Letter to the Editor
Copyright ©The Author(s) 2024. Published by Baishideng Publishing Group Inc. All rights reserved.
World J Gastroenterol. Nov 14, 2024; 30(42): 4576-4582
Published online Nov 14, 2024. doi: 10.3748/wjg.v30.i42.4576
Metabolic dysfunction-associated steatotic liver disease: The question of long-term high-normal alanine aminotransferase as a screening test
Terence N Moyana
Terence N Moyana, Department of Pathology and Laboratory Medicine, University of Ottawa and The Ottawa Hospital, Ottawa K1H 8L6, Ontario, Canada
Author contributions: As the sole author, Moyana TN is responsible for all aspects of the work, including conception, design, research, writing, and finalization of the manuscript.
Conflict-of-interest statement: The authors declare that they have no conflict of interest.
Open-Access: This article is an open-access article that was selected by an in-house editor and fully peer-reviewed by external reviewers. It is distributed in accordance with the Creative Commons Attribution NonCommercial (CC BY-NC 4.0) license, which permits others to distribute, remix, adapt, build upon this work non-commercially, and license their derivative works on different terms, provided the original work is properly cited and the use is non-commercial. See: https://creativecommons.org/Licenses/by-nc/4.0/
Corresponding author: Terence N Moyana, FRCPC, MD, Full Professor, Department of Pathology and Laboratory Medicine, University of Ottawa and The Ottawa Hospital, 501 Smyth Road, General Campus, Ottawa K1H 8L6, Ontario, Canada. tmoyana@eorla.ca
Received: July 17, 2024
Revised: September 26, 2024
Accepted: October 9, 2024
Published online: November 14, 2024
Processing time: 105 Days and 10.8 Hours
Abstract

The growing prevalence of metabolic dysfunction-associated steatotic liver disease (MASLD) is being driven by the obesity epidemic. The quest for solutions continues particularly with regard to early detection. This editorial comments on the utility of long-term high-normal alanine aminotransferase (ALT) in screening for MASLD. Chen et al found that new onset MASLD can be detected by repetitively high normal ALT. Implicit in this concept is the question of what should be the accepted upper limit of normal (ULN) for ALT. It was previously set at 40 IU/L based on studies that included people with subclinical liver disease but the new consensus is 30/19 U/L in healthy males/females. Thus, when Chen et al defines the ULN as 40 U/L, others may view it as excessively high. It is important to recognize the variables affecting ULN e.g. instrumentation, diurnal variations, exercise and ageing. These variables matter when the distinctions are subtle e.g. normal vs high-normal. In this regard, the utility of long-term high normal ALT as a disease marker could be enhanced by combining it with other biomarkers, imaging and MASLD genetics to create machine learning classifiers. All in all, Chen et al’s work on long-term high normal ALT as a marker of new-onset MASLD deserves merit.

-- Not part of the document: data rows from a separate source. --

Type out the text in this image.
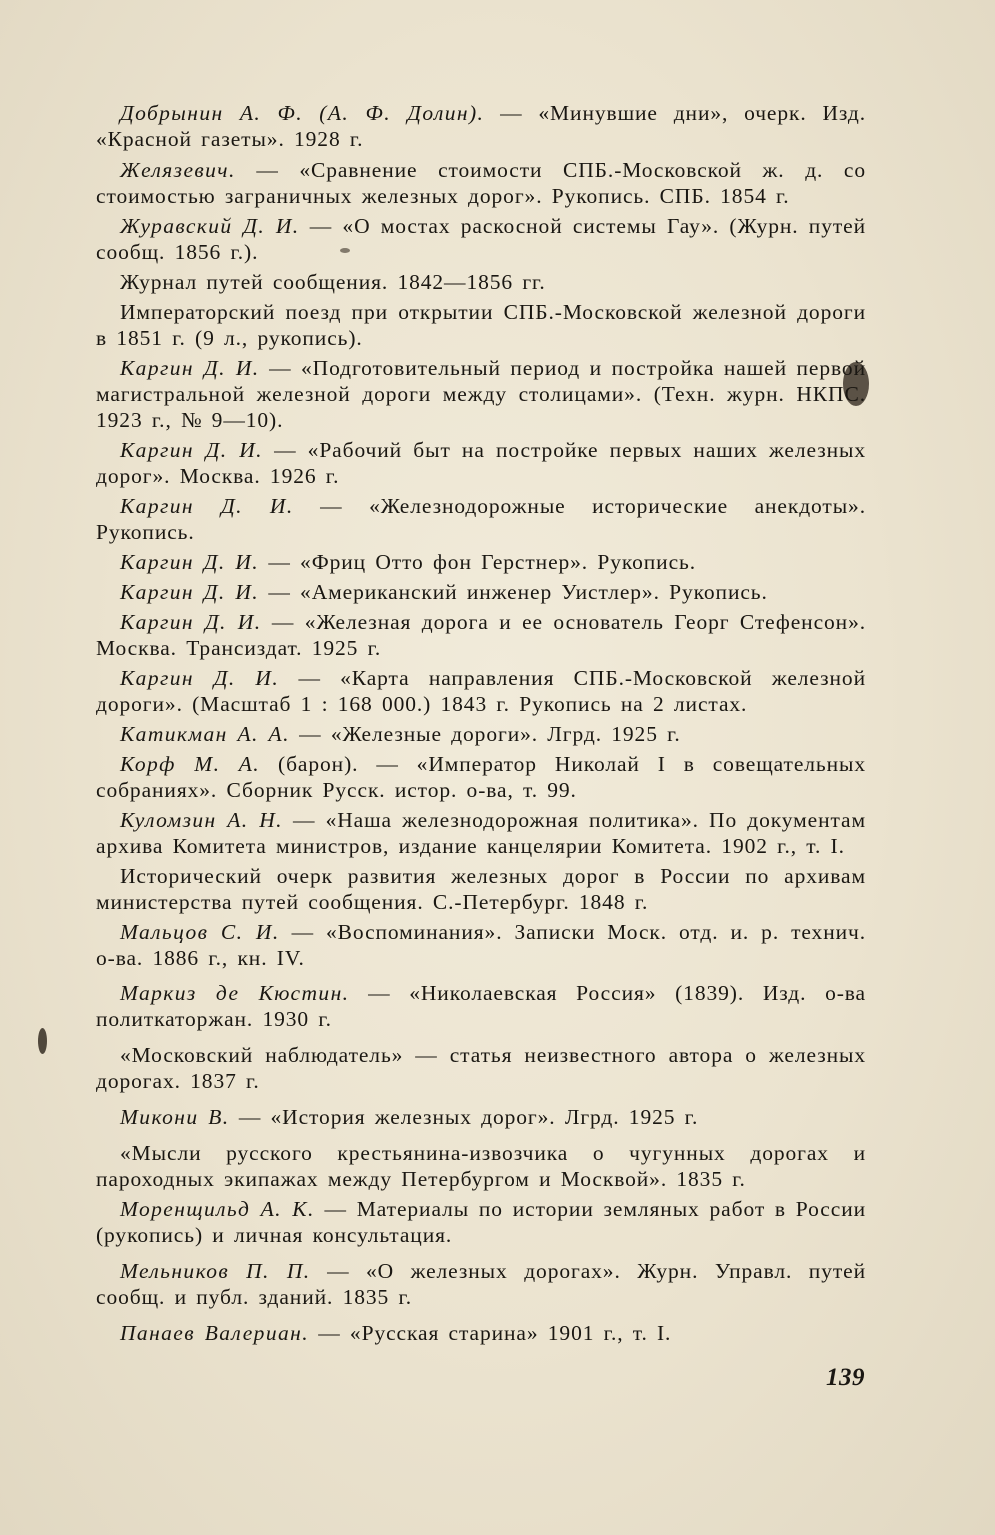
Добрынин А. Ф. (А. Ф. Долин). — «Минувшие дни», очерк. Изд. «Красной газеты». 1928 г.

Желязевич. — «Сравнение стоимости СПБ.-Московской ж. д. со стоимостью заграничных железных дорог». Рукопись. СПБ. 1854 г.

Журавский Д. И. — «О мостах раскосной системы Гау». (Журн. путей сообщ. 1856 г.).

Журнал путей сообщения. 1842—1856 гг.

Императорский поезд при открытии СПБ.-Московской железной дороги в 1851 г. (9 л., рукопись).

Каргин Д. И. — «Подготовительный период и постройка нашей первой магистральной железной дороги между столицами». (Техн. журн. НКПС. 1923 г., № 9—10).

Каргин Д. И. — «Рабочий быт на постройке первых наших железных дорог». Москва. 1926 г.

Каргин Д. И. — «Железнодорожные исторические анекдоты». Рукопись.

Каргин Д. И. — «Фриц Отто фон Герстнер». Рукопись.

Каргин Д. И. — «Американский инженер Уистлер». Рукопись.

Каргин Д. И. — «Железная дорога и ее основатель Георг Стефенсон». Москва. Трансиздат. 1925 г.

Каргин Д. И. — «Карта направления СПБ.-Московской железной дороги». (Масштаб 1 : 168 000.) 1843 г. Рукопись на 2 листах.

Катикман А. А. — «Железные дороги». Лгрд. 1925 г.

Корф М. А. (барон). — «Император Николай I в совещательных собраниях». Сборник Русск. истор. о-ва, т. 99.

Куломзин А. Н. — «Наша железнодорожная политика». По документам архива Комитета министров, издание канцелярии Комитета. 1902 г., т. I.

Исторический очерк развития железных дорог в России по архивам министерства путей сообщения. С.-Петербург. 1848 г.

Мальцов С. И. — «Воспоминания». Записки Моск. отд. и. р. технич. о-ва. 1886 г., кн. IV.

Маркиз де Кюстин. — «Николаевская Россия» (1839). Изд. о-ва политкаторжан. 1930 г.

«Московский наблюдатель» — статья неизвестного автора о железных дорогах. 1837 г.

Микони В. — «История железных дорог». Лгрд. 1925 г.

«Мысли русского крестьянина-извозчика о чугунных дорогах и пароходных экипажах между Петербургом и Москвой». 1835 г.

Моренщильд А. К. — Материалы по истории земляных работ в России (рукопись) и личная консультация.

Мельников П. П. — «О железных дорогах». Журн. Управл. путей сообщ. и публ. зданий. 1835 г.

Панаев Валериан. — «Русская старина» 1901 г., т. I.

139
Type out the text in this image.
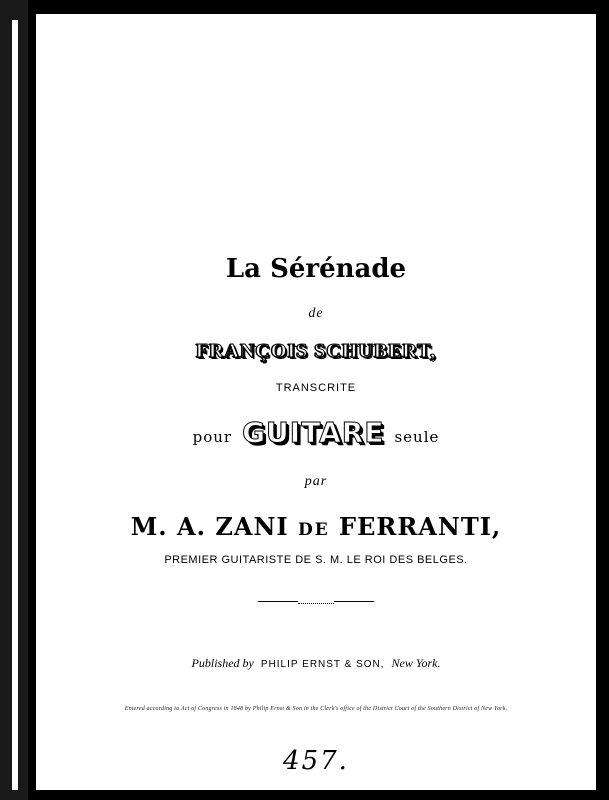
La Sérénade
de
FRANÇOIS SCHUBERT,
TRANSCRITE
pour GUITARE seule
par
M. A. ZANI DE FERRANTI,
PREMIER GUITARISTE DE S. M. LE ROI DES BELGES.
Published by PHILIP ERNST & SON, New York.
Entered according to Act of Congress in 1848 by Philip Ernst & Son in the Clerk's office of the District Court of the Southern District of New York.
457.
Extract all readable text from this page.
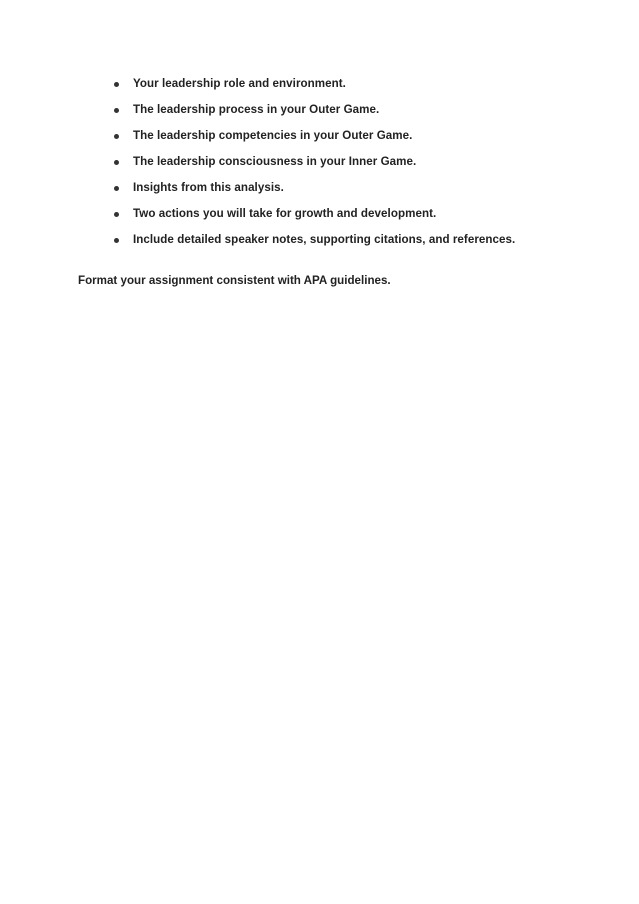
Your leadership role and environment.
The leadership process in your Outer Game.
The leadership competencies in your Outer Game.
The leadership consciousness in your Inner Game.
Insights from this analysis.
Two actions you will take for growth and development.
Include detailed speaker notes, supporting citations, and references.

Format your assignment consistent with APA guidelines.
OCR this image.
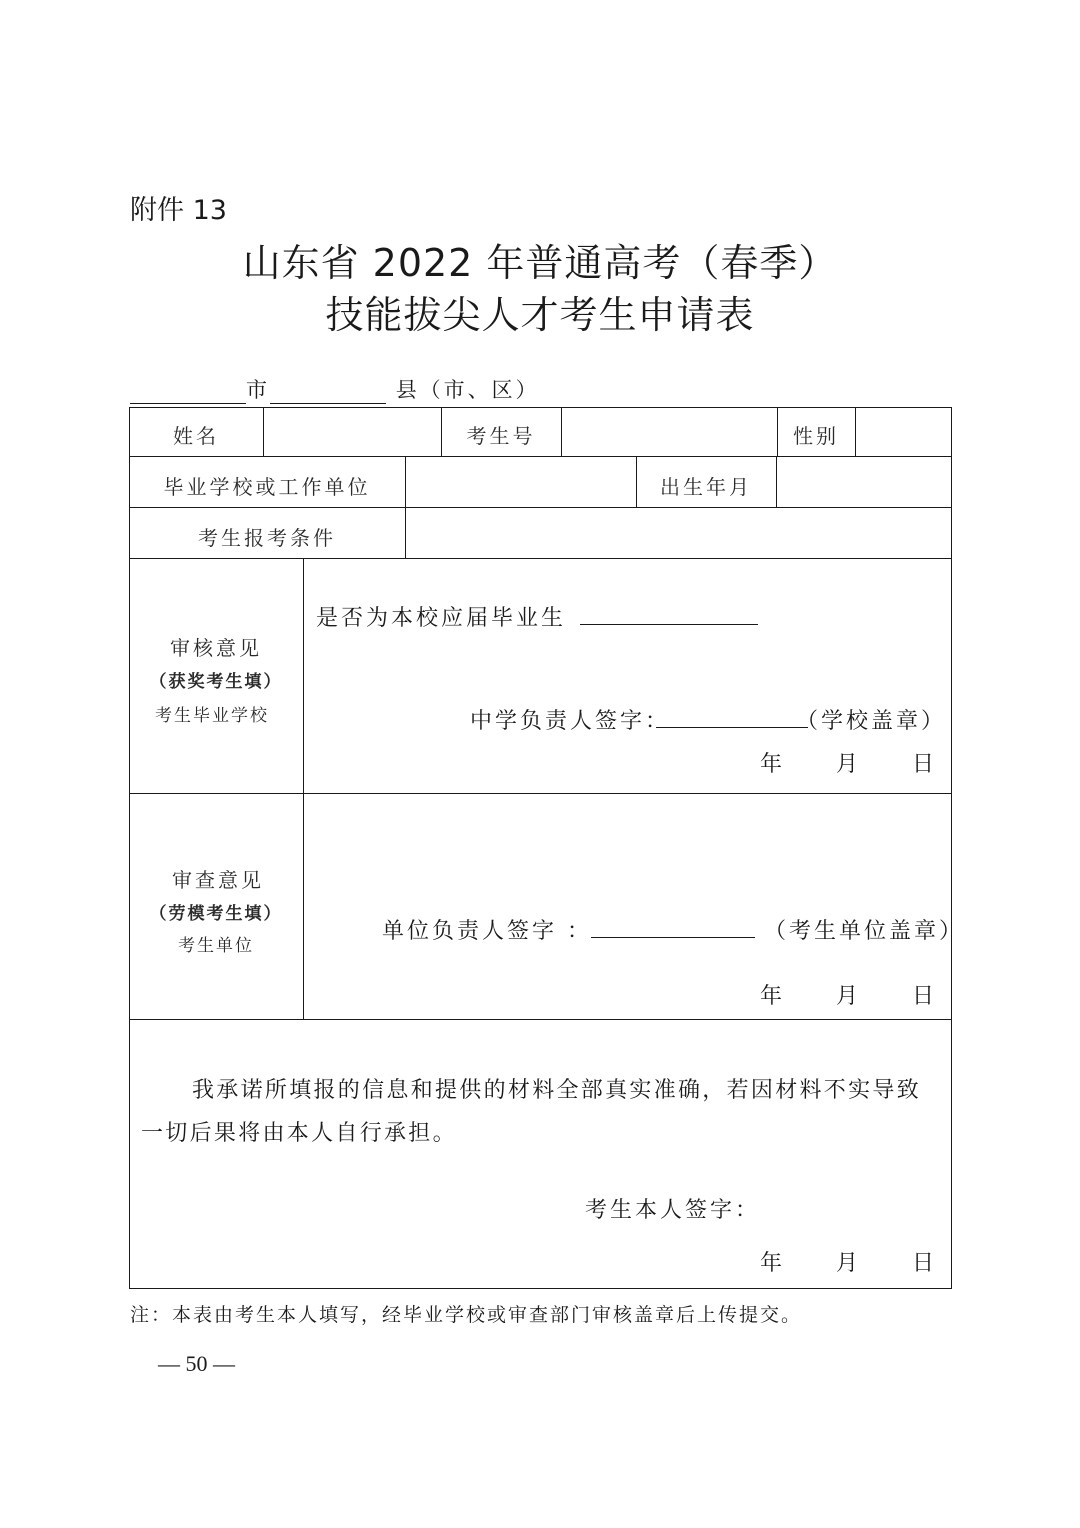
附件 13
山东省 2022 年普通高考（春季）
技能拔尖人才考生申请表
市	县（市、区）
姓名	考生号	性别
毕业学校或工作单位	出生年月
考生报考条件
审核意见
（获奖考生填）
考生毕业学校
是否为本校应届毕业生
中学负责人签字：	（学校盖章）
年 月 日
审查意见
（劳模考生填）
考生单位
单位负责人签字 ：	（考生单位盖章）
年 月 日
我承诺所填报的信息和提供的材料全部真实准确，若因材料不实导致
一切后果将由本人自行承担。
考生本人签字：
年 月 日
注：本表由考生本人填写，经毕业学校或审查部门审核盖章后上传提交。
— 50 —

Keywords: Metabolic dysfunction-associated steatotic liver disease; Alanine aminotransferase; Pathophysiology; Screening; Upper limit of normal; Biomarkers; Predictive models

Core Tip: High normal alanine aminotransferase (ALT) has potential utility in screening for new-onset metabolic dysfunction-associated steatotic liver disease (MASLD). In view of its biochemistry, the upper limit of normal for ALT has to be interpreted with caution since it can be influenced by various methodologic and physiologic factors. Its utility as a screening tool could be enhanced by combining it with other serum biomarkers, cardiometabolic risk factors, imaging techniques and MASLD genetics to create predictive nomograms or machine learning classifiers.